The input that the subroutine receives looks like this:
do k = 1,n_eqn
r(0,k) = (1.d0/18.d0)*un(-1,k)+(19.d0/18.d0)*un(0,k)+(10.d0/18.d0)*un(1,k)-(1.d0/2.d0)*ulnew_weno(-1,k)
r(NS,k) = (1.d0/18.d0)*un(NS-1,k)+(19.d0/18.d0)*un(NS,k)+(10.d0/18.d0)*un(NS+1,k)-(1.d0/6.d0)*ulnew_weno(NS+1,k)

   do i=1,NS-1
      r(i,k) = (1.d0/18.d0)*un(i-1,k)+(19.d0/18.d0)*un(i,k)+(10.d0/18.d0)*un(i+1,k)
   end do
end do

do i = 0, NS
   a (i) = 1.d0/2.d0
   b (i) = 1.d0
   c1(i) = 1.d0/6.d0
end do
a (0)  = 0.d0
c1(NS) = 0.d0
total  = NS+1

call cutridiag(a, b, c1, r, temp, total, n_eqn)

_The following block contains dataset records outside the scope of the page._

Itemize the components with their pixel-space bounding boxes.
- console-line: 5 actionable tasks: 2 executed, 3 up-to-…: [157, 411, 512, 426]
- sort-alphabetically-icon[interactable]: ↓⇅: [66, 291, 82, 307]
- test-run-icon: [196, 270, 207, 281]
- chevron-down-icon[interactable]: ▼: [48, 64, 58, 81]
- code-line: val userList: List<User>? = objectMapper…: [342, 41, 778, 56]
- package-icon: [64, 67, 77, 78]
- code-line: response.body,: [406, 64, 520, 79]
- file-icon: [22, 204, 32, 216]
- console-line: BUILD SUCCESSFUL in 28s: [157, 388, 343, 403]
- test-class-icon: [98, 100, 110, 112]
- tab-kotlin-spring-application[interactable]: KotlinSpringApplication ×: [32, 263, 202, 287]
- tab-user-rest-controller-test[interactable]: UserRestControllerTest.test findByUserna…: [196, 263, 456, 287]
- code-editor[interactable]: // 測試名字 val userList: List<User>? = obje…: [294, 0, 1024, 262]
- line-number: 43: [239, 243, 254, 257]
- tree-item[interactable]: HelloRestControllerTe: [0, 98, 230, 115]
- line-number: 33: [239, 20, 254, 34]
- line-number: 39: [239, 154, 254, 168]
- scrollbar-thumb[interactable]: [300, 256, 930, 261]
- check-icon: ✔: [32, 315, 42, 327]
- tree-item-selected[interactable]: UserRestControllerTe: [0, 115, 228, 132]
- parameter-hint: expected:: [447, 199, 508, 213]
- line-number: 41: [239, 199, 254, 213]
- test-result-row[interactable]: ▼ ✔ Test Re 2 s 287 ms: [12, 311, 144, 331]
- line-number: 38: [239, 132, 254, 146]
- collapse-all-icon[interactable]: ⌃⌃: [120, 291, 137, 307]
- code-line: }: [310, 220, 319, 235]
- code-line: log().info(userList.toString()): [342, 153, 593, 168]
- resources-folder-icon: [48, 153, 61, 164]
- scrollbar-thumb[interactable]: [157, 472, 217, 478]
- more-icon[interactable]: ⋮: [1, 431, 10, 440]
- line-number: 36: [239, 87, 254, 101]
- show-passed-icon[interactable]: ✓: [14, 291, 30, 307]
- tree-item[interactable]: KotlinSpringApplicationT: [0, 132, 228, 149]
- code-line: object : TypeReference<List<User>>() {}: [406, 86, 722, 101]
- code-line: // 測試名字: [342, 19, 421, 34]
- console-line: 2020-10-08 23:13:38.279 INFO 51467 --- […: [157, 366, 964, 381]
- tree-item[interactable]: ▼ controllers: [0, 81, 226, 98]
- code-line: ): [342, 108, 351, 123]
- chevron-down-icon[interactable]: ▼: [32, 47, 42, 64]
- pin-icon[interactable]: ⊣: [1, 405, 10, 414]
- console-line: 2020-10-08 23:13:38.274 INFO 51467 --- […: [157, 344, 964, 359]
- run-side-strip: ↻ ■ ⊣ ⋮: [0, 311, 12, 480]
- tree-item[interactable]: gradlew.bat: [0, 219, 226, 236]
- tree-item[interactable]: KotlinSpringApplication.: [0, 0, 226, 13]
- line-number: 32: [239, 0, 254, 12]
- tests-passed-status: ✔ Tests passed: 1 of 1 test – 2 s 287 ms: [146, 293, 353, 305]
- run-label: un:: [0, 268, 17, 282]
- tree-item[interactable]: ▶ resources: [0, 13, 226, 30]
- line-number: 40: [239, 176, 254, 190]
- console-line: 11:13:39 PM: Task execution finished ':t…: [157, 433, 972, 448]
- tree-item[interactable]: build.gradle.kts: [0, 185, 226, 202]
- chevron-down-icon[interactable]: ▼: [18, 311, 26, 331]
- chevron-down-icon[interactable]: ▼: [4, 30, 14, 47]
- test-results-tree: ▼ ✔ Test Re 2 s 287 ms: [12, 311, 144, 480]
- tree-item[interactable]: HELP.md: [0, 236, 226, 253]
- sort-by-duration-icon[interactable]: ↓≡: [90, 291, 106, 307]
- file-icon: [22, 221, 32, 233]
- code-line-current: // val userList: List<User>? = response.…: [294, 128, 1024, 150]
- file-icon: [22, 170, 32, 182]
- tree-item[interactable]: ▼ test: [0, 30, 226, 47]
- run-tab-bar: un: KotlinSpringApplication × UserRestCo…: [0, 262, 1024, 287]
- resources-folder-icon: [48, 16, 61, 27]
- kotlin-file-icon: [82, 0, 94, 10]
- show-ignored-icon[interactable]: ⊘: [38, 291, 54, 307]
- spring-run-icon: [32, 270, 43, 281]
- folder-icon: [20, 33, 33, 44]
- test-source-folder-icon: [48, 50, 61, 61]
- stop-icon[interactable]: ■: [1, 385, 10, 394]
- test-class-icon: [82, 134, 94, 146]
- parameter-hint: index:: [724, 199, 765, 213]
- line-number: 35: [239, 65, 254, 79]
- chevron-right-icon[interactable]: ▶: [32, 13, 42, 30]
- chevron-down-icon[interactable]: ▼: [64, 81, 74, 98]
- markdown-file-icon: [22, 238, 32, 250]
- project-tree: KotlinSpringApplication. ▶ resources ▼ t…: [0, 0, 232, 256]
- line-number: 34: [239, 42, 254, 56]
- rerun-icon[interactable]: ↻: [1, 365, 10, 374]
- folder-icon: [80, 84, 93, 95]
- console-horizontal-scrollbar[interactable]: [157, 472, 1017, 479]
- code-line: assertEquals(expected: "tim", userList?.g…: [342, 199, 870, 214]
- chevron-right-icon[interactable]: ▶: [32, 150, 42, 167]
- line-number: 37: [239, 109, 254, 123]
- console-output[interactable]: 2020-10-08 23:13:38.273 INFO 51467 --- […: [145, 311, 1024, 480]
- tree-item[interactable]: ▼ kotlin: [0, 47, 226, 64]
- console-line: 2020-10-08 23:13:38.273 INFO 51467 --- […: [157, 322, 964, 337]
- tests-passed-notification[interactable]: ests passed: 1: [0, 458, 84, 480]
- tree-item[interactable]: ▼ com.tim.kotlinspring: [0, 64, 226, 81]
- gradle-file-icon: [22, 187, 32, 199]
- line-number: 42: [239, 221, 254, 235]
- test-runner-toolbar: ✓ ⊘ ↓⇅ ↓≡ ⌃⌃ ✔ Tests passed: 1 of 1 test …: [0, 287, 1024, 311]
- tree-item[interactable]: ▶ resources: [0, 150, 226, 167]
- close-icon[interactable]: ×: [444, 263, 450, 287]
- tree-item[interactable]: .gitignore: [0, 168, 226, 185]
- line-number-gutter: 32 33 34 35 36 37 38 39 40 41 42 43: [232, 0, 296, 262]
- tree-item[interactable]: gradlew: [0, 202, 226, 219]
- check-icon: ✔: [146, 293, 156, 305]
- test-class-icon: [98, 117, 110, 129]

I have tested this code with a normal serial TDMA and it works fine. I wanted speedup from a GPU so I thought to use a function from the cuSparse library. If whoever reads this would be so kind, please let me know if there is anything outwardly wrong with my code. I really appreciate it! Any other information that may be needed, just let me know.